Alternative Payment Model Updates and the Increasing Organ Transplant Access Model
On November 26, CMS published a draft copy of a Final Rule to establish the Increasing Organ Transplant Access (IOTA) model, a new, six-year mandatory model aimed at increasing access to kidney transplants while improving care quality and reducing disparities.
After receiving comments on provisions in the related May 2024 proposed rule, CMS made several changes to the IOTA model’s requirements, including the following:
- Delaying the model start date to July 1, 2025
- Increasing the maximum amount a transplant hospital may receive from CMS based on its performance score (upside risk payment) from $8,000 to $15,000 per Medicare kidney transplant
- Removing the requirement for providers to review organ offers declined on behalf of the attributed patient
- Removing the health equity payment adjustment and allowing the health equity plans to be voluntary
CMS published a Press Release on the rule on the same date.

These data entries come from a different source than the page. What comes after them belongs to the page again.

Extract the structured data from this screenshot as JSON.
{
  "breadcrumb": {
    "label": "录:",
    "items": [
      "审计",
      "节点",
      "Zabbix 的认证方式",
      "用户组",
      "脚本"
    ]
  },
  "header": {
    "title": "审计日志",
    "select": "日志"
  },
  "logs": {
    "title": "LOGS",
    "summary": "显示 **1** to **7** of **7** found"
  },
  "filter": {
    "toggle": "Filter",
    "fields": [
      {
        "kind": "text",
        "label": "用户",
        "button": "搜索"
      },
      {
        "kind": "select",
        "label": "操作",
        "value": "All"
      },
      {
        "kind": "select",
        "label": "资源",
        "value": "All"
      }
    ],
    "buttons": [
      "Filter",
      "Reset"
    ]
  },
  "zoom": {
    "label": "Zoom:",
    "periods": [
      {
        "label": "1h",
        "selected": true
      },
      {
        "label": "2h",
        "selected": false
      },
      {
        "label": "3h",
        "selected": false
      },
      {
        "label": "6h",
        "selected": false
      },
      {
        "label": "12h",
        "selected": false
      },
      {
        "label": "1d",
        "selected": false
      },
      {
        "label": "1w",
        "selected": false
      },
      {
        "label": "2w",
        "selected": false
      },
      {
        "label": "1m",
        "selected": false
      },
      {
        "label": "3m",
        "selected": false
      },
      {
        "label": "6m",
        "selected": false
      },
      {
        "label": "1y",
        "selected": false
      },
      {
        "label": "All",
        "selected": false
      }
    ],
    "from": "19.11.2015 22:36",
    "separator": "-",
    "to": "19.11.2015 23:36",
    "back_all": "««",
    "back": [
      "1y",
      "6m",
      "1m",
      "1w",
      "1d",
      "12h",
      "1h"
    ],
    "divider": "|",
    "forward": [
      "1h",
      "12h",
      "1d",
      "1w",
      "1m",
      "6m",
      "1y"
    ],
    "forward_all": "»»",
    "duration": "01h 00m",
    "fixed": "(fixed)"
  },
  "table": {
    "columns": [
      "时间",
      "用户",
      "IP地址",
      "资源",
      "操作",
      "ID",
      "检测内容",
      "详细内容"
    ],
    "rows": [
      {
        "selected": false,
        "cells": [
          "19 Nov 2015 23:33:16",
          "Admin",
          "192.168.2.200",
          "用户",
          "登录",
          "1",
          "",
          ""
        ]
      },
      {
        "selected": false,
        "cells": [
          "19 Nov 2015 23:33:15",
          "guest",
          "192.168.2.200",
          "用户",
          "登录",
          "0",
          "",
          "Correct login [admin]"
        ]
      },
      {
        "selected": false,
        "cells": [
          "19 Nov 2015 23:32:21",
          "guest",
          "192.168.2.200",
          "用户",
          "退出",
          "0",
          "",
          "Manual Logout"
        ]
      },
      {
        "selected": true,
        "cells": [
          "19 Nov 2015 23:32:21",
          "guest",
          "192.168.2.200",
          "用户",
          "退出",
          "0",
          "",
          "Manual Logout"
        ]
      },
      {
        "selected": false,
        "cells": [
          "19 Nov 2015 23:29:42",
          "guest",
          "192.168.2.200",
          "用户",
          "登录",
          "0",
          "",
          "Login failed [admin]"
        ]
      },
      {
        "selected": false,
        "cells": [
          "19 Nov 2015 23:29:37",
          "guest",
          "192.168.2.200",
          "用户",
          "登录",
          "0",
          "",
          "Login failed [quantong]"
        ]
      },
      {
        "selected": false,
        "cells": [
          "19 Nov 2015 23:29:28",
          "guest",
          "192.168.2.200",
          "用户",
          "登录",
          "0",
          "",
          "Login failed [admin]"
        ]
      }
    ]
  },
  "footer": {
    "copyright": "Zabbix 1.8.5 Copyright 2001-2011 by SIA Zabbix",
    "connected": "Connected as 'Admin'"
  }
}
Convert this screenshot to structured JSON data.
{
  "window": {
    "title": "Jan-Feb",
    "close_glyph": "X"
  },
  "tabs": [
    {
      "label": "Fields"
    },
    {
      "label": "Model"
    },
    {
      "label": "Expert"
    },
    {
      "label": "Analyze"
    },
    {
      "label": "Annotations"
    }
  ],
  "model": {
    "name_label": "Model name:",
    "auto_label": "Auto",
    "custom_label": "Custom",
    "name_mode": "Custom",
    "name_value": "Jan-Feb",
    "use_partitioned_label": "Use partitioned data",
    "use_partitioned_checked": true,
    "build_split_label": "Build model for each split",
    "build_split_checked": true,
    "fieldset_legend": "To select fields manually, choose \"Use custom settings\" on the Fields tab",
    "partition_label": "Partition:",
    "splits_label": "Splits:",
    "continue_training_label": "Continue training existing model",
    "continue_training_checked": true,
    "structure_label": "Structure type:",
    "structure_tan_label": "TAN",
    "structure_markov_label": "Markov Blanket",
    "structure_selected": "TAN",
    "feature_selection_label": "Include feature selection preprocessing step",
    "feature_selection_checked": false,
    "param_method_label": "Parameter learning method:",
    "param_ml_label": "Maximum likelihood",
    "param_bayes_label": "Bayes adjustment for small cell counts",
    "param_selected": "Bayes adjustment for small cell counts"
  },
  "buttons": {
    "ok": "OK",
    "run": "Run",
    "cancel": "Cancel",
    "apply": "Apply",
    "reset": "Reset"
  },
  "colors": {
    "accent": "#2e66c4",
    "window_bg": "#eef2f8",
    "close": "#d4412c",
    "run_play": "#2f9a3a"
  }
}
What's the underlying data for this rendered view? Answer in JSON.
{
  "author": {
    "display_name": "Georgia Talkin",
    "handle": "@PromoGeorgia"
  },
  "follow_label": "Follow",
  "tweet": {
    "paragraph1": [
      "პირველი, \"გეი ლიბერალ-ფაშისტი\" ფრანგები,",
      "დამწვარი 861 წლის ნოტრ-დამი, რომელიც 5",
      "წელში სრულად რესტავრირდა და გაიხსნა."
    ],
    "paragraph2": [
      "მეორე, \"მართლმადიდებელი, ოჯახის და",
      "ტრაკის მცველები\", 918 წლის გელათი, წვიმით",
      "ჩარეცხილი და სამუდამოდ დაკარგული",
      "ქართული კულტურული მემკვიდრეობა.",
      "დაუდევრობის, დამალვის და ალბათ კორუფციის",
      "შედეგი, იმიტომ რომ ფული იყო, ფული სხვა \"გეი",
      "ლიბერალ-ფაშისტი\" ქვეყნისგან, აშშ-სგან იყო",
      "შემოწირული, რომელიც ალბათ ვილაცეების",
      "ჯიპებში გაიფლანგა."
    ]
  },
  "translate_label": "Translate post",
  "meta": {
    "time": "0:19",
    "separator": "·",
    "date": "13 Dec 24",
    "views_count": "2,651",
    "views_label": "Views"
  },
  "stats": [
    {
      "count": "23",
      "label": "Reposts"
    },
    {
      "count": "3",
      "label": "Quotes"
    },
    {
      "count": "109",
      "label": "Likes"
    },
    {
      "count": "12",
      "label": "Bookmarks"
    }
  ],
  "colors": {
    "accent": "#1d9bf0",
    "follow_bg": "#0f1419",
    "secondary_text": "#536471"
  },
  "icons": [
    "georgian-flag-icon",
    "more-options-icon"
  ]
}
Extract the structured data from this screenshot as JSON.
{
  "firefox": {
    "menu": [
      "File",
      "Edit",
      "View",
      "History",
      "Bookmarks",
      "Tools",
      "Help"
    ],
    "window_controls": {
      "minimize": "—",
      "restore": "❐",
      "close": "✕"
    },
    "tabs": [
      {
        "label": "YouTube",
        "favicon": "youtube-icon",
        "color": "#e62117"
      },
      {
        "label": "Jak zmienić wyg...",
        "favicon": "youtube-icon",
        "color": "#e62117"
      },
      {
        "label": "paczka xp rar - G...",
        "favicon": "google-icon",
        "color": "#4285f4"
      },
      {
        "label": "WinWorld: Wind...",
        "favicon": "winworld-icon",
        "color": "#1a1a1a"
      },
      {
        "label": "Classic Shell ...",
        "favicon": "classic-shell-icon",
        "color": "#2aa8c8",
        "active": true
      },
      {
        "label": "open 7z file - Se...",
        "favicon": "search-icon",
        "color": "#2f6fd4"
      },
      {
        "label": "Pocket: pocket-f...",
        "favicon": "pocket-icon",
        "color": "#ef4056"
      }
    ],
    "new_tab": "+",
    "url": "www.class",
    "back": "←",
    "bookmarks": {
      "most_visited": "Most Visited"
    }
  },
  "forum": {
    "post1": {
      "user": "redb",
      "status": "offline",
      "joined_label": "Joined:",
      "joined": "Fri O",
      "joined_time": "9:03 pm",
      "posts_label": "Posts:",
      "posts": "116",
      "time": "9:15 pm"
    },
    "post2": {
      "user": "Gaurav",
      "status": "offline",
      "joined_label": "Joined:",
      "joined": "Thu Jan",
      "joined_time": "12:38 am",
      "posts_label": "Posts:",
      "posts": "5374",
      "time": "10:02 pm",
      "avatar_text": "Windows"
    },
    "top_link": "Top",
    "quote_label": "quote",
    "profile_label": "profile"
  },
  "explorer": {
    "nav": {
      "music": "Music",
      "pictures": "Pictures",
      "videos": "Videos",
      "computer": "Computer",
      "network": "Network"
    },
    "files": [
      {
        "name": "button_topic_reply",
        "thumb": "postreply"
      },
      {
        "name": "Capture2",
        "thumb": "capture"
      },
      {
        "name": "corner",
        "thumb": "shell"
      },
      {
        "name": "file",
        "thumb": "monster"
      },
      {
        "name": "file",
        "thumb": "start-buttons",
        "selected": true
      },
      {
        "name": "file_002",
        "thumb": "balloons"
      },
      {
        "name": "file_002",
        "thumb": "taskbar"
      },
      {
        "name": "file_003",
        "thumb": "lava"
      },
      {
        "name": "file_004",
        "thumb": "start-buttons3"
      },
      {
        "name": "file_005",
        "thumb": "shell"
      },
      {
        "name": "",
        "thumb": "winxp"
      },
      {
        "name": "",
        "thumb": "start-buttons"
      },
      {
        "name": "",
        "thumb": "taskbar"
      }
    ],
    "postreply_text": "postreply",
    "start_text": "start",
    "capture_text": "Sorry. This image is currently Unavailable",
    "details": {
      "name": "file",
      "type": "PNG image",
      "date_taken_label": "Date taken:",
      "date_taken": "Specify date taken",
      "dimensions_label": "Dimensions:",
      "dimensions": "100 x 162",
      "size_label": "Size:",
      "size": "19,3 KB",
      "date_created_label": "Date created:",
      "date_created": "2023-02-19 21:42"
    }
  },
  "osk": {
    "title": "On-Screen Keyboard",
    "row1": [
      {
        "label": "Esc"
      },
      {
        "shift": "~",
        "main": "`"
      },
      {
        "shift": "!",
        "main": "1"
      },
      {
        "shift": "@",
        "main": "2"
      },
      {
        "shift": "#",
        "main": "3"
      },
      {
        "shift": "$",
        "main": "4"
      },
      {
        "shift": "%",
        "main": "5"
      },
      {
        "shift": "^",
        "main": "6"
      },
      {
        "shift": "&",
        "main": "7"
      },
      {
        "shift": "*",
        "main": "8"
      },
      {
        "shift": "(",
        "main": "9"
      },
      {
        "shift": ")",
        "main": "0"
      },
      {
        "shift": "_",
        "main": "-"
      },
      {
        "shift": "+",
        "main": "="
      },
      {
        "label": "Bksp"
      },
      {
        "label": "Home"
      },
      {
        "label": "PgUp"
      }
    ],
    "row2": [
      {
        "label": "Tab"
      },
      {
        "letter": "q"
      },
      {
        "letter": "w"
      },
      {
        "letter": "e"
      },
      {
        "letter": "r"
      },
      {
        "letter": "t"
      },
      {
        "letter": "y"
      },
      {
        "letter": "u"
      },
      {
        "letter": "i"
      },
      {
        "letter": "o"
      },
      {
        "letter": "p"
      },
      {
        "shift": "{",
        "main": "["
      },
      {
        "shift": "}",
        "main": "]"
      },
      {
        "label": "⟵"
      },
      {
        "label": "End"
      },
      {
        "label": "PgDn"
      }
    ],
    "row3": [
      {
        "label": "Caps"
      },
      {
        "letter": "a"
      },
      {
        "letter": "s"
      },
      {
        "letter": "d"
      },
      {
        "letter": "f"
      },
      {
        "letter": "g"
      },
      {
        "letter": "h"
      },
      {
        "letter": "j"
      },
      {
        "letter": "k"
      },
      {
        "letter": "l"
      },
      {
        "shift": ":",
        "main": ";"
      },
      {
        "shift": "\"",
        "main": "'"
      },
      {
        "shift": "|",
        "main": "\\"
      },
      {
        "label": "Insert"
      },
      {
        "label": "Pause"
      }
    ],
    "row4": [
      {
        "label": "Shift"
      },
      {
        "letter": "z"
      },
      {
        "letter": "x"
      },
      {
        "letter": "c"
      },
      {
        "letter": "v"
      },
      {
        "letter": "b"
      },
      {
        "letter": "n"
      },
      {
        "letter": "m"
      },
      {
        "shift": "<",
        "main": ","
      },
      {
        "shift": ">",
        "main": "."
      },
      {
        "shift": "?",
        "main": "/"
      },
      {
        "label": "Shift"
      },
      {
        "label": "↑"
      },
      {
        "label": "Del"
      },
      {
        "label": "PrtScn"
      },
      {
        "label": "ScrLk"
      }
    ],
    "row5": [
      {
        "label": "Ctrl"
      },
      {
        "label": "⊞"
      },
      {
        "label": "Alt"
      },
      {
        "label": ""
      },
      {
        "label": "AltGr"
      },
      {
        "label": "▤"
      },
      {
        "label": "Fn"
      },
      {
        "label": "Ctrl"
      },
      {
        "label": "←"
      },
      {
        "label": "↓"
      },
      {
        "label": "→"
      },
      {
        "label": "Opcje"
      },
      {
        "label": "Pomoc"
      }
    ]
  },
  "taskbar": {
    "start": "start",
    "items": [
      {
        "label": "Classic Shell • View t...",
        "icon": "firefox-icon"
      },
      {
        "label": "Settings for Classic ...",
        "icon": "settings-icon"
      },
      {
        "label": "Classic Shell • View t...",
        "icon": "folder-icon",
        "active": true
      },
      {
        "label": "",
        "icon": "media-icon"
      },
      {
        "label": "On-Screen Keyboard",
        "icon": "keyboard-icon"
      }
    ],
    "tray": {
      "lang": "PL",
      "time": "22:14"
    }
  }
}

Quarterly Update to Home Health (HH) Grouper
On November 27, CMS published Medicare Claims Processing Transmittal 12982 regarding the April 2025 update to the HH Grouper software.
Effective date: April 1, 2025
Implementation date: April 1, 2025
Making Care Primary (MCP) Informational Unsolicited Responses (IURs)
On November 27, CMS published Demonstrations Transmittal 12983 to instruct contractors on certain scenarios for reprocessing claims in line with the MCP model logic. Contractors are to flag claims that have already been processed as fee-for-services if the MCP beneficiary file is updated late as an IUR and correct the pricing.